Anyone know?  It appears to be multiplex housing.

----------


## blangtang

heard it was Switzer's daughter and hubby's new pad

----------


## BricktownGuy

where exactly is this???  address?

----------


## zrfdude

Is this Timberdell and Chautauqua? I thought they were just rebuilding the fraternity house there.

----------


## ouguy23

I heard it was his daughter's house as well.

----------


## BG918

> I heard it was his daughter's house as well.


It looks like a single house, albeit a very large house (~9,000 SF).

----------


## Dekoung

NW corner of Timberdell and Chautauqua, Bricktown Guy.

The only frat house I know that is being rebuilt is at Chautauqua and Elmwood I believe is the cross street.  It is the FIGI house.

How many daughters does Switzer have?  I thought his daughter has a house in Whispering Pines?

I guess I thought it was multi housing since there appeared to be so many plumbing pipes etc.

----------


## kevinpate

That corner did serve as home base fora frat house in days gone by.  It was in somewhat sad shape in the late 80's.  Indeed the frat rat population was small enough the house rented the excess rooms to non-greeks, my younger brother being one of those for a semester or two.

Perhaps the frat moved, perhaps they are no longer on campus and barry/family nabbed the property.  I dunno which is which.

----------


## blangtang

this is what the county website shows:

8/30/1999	$350,000.00	ALPHA GAMMA OF PI KAPPA PHI* 	
1/24/2008	$650,000.00	HUNTER MILLER FAMILY, LLC

----------


## Dekoung

I went by there today and it appears to be three different structures on the same lot.

----------


## BG918

> I went by there today and it appears to be three different structures on the same lot.


Could be the main house, detached garage, and pool house.

----------


## Dekoung

I was biking by there this morning and one of the neighbors out walking her dog told me it is the Hunter family who have four children.  There is a guesthouse.

----------


## Spartan

It's not the FIJI because that is a little bit further north. Represent.

----------


## john60

> It's not the FIJI because that is a little bit further north. Represent.

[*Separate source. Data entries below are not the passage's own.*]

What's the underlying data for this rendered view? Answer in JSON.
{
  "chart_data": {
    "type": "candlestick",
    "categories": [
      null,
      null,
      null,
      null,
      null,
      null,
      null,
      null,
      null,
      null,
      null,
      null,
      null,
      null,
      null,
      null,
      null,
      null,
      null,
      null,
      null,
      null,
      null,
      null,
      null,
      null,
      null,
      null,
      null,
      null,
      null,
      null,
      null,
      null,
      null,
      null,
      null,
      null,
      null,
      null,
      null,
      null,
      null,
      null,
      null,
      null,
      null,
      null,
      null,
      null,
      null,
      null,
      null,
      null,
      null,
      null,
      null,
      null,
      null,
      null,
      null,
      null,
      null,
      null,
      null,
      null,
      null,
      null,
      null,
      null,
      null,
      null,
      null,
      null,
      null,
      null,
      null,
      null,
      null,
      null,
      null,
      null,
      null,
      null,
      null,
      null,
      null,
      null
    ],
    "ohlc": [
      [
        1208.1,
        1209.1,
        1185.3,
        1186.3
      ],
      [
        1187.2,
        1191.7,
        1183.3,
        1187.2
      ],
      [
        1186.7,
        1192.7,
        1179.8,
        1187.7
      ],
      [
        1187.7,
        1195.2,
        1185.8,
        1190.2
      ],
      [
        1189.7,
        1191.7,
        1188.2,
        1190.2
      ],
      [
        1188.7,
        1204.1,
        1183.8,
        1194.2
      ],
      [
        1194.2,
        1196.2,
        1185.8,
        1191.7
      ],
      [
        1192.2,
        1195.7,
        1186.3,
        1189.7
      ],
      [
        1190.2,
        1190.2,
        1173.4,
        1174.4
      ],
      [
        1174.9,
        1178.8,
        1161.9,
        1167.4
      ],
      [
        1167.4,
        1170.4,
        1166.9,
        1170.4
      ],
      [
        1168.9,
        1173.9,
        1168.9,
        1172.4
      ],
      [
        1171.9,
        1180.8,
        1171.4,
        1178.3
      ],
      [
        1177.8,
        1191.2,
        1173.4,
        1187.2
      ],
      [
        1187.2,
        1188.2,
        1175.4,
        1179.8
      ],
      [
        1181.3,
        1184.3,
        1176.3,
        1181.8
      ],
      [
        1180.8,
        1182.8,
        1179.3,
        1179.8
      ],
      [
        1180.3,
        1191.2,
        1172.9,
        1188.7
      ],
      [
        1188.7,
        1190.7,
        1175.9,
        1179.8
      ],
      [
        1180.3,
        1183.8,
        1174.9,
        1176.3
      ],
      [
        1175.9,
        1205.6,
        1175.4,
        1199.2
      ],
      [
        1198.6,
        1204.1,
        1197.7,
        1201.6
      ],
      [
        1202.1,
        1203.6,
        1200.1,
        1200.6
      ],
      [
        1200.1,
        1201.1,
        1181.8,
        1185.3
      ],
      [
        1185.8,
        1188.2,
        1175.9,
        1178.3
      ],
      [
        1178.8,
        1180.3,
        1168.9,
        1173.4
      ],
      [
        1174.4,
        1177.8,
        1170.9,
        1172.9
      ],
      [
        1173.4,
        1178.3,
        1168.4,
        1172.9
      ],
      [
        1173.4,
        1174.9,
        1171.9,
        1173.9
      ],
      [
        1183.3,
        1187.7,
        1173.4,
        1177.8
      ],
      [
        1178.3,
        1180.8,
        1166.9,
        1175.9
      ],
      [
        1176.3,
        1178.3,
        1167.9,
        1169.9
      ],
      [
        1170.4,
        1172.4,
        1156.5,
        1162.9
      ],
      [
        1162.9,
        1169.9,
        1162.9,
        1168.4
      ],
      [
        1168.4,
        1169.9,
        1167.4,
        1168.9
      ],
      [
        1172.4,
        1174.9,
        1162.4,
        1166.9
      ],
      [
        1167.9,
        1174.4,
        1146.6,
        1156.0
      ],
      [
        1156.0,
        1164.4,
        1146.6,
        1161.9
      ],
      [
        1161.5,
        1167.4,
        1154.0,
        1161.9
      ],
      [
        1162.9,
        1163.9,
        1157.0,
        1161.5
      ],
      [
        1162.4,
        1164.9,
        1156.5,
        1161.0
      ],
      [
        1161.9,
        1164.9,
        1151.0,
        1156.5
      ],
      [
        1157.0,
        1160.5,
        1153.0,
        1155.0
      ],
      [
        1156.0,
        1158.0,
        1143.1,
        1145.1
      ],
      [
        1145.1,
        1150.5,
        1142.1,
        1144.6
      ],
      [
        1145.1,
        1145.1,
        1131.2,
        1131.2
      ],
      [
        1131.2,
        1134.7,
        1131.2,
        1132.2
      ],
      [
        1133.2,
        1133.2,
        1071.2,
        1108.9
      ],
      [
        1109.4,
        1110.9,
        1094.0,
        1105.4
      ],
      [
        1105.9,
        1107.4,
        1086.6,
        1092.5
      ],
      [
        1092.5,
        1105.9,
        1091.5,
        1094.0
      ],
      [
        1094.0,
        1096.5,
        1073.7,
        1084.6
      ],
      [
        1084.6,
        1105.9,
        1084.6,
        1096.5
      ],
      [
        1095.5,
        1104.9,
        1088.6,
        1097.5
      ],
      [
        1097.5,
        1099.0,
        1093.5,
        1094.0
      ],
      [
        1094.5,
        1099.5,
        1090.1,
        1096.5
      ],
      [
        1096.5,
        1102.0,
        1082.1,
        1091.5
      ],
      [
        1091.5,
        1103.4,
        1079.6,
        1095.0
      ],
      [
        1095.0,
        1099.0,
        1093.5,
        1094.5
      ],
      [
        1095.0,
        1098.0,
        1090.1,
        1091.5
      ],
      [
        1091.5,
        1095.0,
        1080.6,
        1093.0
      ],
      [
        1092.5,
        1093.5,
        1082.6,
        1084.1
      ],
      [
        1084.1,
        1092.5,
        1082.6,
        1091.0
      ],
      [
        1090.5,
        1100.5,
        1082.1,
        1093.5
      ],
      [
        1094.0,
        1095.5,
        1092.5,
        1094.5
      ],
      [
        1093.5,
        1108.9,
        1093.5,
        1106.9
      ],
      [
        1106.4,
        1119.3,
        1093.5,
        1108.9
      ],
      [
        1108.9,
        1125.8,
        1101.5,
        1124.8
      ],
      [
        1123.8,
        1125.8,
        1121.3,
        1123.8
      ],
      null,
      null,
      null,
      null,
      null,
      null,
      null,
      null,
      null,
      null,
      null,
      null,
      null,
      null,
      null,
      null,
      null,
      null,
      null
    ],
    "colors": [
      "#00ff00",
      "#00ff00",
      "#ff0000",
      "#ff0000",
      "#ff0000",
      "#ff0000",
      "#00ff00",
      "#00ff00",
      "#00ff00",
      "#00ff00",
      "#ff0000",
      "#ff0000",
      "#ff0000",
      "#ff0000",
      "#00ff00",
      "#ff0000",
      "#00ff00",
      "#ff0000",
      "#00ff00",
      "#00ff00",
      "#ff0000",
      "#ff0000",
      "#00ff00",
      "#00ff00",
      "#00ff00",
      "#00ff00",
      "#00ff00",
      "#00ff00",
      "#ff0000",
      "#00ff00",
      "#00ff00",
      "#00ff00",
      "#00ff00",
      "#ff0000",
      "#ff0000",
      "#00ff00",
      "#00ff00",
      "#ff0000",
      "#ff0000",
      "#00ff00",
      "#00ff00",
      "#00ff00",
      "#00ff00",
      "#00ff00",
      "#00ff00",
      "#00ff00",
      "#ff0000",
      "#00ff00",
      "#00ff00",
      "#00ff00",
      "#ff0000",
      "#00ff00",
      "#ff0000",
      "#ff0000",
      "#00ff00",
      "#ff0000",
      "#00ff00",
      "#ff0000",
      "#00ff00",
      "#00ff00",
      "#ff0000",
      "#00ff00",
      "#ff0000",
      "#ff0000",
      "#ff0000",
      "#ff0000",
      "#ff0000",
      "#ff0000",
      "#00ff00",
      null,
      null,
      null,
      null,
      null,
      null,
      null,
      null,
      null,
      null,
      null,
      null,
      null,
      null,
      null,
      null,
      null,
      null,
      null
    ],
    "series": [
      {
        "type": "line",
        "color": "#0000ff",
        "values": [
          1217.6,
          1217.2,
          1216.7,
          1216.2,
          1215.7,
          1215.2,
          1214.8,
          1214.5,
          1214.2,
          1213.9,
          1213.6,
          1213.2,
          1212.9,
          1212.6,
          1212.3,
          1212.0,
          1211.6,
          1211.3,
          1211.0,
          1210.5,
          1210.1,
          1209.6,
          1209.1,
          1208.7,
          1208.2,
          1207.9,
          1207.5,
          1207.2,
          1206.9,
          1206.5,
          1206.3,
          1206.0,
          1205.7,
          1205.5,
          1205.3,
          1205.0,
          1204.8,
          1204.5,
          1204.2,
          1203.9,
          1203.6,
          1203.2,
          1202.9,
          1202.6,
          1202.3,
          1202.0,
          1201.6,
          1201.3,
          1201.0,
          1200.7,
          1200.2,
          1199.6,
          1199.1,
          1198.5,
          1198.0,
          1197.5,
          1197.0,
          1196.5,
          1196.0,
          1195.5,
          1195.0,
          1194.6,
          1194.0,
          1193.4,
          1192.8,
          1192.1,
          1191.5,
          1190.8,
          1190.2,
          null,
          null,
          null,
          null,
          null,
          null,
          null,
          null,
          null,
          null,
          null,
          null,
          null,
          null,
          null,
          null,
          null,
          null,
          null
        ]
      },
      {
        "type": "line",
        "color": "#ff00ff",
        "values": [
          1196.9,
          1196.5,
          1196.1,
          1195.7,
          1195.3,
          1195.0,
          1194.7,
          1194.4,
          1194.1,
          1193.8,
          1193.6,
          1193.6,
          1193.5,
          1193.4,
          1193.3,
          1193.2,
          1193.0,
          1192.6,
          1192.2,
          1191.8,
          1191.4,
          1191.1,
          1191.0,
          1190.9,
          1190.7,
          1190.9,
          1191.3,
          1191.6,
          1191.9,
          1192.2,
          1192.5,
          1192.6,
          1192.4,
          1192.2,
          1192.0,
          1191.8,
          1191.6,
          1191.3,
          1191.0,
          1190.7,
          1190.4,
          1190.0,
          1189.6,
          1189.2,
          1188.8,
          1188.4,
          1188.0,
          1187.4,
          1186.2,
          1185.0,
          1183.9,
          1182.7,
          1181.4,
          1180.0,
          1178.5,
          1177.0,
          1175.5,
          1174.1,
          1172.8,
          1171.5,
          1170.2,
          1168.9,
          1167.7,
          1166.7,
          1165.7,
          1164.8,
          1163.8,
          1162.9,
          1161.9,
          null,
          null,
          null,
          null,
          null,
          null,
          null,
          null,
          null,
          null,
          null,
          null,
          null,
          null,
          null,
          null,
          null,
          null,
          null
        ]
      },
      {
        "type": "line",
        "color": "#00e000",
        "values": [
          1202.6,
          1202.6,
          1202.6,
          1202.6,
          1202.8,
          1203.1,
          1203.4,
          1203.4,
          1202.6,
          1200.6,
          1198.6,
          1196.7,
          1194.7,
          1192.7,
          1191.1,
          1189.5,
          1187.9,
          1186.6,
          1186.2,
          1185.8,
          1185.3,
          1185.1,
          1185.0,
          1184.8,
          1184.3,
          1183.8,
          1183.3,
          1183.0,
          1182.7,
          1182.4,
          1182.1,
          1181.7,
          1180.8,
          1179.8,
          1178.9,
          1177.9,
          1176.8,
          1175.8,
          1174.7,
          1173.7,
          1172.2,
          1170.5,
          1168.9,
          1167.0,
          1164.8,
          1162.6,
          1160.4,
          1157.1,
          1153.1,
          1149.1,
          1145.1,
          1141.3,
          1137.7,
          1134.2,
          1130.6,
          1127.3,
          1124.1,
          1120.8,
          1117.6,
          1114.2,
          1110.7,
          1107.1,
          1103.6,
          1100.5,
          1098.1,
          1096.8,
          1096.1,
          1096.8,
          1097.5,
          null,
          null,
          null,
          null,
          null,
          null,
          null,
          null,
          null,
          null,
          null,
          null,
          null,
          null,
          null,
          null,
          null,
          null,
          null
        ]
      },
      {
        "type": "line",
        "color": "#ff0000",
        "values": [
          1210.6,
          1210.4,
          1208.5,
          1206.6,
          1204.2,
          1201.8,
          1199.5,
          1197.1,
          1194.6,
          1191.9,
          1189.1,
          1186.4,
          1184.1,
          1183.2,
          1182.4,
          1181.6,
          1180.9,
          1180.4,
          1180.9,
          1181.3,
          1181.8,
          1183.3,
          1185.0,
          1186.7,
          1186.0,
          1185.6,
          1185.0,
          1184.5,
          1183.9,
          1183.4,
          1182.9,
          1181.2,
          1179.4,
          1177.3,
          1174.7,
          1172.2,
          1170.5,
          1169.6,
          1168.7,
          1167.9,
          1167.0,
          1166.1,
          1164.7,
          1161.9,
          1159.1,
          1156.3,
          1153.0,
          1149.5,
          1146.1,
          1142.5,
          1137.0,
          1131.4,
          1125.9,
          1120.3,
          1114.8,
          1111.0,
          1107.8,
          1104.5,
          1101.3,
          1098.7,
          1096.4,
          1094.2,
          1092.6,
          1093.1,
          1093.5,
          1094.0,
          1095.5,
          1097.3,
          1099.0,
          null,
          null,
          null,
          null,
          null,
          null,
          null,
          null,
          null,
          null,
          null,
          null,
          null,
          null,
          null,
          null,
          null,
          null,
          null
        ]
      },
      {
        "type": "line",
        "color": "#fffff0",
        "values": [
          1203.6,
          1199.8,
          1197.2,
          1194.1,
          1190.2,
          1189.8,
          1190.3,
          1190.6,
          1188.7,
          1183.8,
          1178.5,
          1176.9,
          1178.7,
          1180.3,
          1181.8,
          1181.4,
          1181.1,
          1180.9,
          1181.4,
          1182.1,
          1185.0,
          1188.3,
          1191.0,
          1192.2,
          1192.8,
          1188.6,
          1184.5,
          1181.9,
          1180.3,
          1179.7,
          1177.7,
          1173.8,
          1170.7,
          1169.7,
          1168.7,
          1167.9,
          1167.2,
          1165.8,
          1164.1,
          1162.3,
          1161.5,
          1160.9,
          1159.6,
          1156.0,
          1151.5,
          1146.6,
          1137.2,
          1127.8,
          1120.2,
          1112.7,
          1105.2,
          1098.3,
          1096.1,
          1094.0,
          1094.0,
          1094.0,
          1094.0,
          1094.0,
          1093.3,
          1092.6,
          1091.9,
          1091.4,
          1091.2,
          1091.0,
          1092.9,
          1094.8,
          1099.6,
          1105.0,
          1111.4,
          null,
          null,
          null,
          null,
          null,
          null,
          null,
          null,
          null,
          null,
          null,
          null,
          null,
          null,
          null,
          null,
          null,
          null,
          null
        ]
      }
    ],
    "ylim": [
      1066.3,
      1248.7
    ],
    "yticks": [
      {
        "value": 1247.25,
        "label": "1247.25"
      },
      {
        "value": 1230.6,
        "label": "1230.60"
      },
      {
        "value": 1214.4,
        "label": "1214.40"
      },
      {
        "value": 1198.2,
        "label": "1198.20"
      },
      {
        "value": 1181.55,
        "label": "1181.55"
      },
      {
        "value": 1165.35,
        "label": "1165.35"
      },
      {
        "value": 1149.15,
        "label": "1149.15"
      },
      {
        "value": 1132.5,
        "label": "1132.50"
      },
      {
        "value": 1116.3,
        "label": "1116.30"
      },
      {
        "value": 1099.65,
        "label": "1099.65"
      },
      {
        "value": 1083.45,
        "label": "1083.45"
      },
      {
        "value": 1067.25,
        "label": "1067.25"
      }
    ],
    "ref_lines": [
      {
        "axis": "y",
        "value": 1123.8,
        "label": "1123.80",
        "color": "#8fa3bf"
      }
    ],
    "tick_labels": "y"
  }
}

...who is also building a new house right now on their lot...

----------


## Puppet

It was originally thought to be the new ATO house, but they never bought the property as originally thought...  They are now at the old Kappa Sig house...

----------


## YO MUDA

I know this is an old post but I heard Switzers daughter sold her home on Whispering Pines and is purchasing daddys house and Barry is having the home biult across the street for himself. He maybe trying to keep up with the Joneses or the Stoops in this case.

----------


## BillyOcean

the house is for switzer's daughter and son-in-law.  the previous post is wrong.  the house will be ~15,000 s.f.

----------


## YO MUDA

I stand corrected.

----------


## Spartan

> It was originally thought to be the new ATO house, but they never bought the property as originally thought...  They are now at the old Kappa Sig house...


Yeah, I don't know where the ATO's would get the money for a new house. But anything is better than that cardboard box they were living in. The old Kappa Sig house isn't bad. No offense to any ATO's or anything.

----------


## Puppet

> Yeah, I don't know where the ATO's would get the money for a new house. But anything is better than that cardboard box they were living in. The old Kappa Sig house isn't bad. No offense to any ATO's or anything.


No offense taken bud...  the ATO's were on campus for 75+ years...  plenty of doners willing to give money for a new house...

----------


## BG918

I was told the ATO's have bought the vacant Sigma Nu house and are renovating it.

----------